A senhora não era a mãe. A conversa foi simples, até natural demais para o turbilhão que eu sentia. Falei da chuva, ela riu-se ajeitando o cabelo molhado. Cada palavra dela era música, cada gesto uma prova de que eu não estava a sonhar.

— Se quiserem, posso acompanhar-vos até casa — arrisquei.
Ela olhou-me de lado, meio divertida:
— E tu? Não devias estar a caminho da tua, em vez de andares por aí à chuva?
Soltei uma gargalhada.
— Talvez… Mas quem disse que eu não tinha um motivo para estar aqui?
Ela corou. E desviou o olhar.
— Sempre misterioso…

O Pedro, inocente, cortou o momento:
— Ele tem guarda-chuva! Pode levar-nos!

Ela sorriu, rendida.
— Sendo assim, aceitamos.

Seguimos juntos, lado a lado, debaixo do meu guarda-chuva. O som da chuva misturava-se com o ritmo dos nossos passos. O mundo parecia reduzir-se a esse pequeno espaço de abrigo, partilhado entre nós.

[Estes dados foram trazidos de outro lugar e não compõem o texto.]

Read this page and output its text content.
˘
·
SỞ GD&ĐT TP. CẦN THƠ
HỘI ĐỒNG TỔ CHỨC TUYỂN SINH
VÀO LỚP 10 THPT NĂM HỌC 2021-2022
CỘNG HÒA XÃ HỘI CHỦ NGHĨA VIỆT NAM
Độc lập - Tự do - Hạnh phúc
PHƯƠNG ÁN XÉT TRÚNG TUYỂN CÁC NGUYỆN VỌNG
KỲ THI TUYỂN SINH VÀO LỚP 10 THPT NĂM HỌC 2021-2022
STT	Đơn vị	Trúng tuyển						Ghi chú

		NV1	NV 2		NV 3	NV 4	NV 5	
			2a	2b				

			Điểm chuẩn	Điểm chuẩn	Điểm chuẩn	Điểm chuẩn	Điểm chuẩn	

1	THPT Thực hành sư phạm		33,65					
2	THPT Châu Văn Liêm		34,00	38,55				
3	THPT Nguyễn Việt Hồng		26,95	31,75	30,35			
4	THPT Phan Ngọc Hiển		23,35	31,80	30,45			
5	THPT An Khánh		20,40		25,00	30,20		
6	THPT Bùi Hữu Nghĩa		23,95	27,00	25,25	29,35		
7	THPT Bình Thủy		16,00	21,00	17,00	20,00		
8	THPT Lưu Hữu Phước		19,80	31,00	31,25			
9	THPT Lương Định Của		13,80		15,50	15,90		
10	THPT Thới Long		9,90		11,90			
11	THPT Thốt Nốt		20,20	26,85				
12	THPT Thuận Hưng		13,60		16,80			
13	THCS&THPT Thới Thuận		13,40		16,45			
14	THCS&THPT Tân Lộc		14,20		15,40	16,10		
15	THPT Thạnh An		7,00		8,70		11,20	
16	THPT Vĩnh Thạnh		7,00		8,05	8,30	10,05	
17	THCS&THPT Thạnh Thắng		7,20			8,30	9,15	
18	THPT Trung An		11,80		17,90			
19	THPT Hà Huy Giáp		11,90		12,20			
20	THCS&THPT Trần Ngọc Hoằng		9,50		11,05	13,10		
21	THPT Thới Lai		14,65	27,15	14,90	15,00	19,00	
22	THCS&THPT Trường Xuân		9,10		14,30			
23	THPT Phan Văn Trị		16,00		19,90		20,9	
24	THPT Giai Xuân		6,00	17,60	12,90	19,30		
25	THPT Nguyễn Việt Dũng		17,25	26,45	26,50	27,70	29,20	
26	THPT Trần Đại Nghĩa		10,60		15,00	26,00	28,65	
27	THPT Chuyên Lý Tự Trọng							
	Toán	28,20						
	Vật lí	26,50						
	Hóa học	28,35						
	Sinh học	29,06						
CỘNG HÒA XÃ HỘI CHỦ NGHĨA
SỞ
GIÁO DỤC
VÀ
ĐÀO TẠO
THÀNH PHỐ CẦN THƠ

Ao chegar à porta da casa dela, paramos. O silêncio valeu mais que mil palavras.
— Obrigada — disse, tão baixinho que quase se perdeu no ar da noite.

Eu quis responder, dizer tudo o que me incendiava por dentro, mas a voz falhou. Apenas a olhei. E ela desapareceu na escuridão, como uma estrela que se apaga depressa demais.

Fiquei parado, dividido entre a alegria de a ter acompanhado e a dor de a perder outra vez. Fui ao cinema, mas o filme passou diante dos meus olhos como sombras sem cor. A minha mente estava presa na chuva, no riso, no olhar dela.

De regresso ao quarto, o silêncio recebeu-me como um confidente. Escrevi no diário até que as palavras me caíram da mão. A madrugada entrou sorrateira, trazendo uma nova luz pelas frestas da persiana.

E pensei: há dias que são tempestade e abrigo ao mesmo tempo. Hoje percebi que o amor é isso — o desconforto da espera, o arrepio da surpresa, e a coragem de ficar à chuva só para ver alguém sorrir.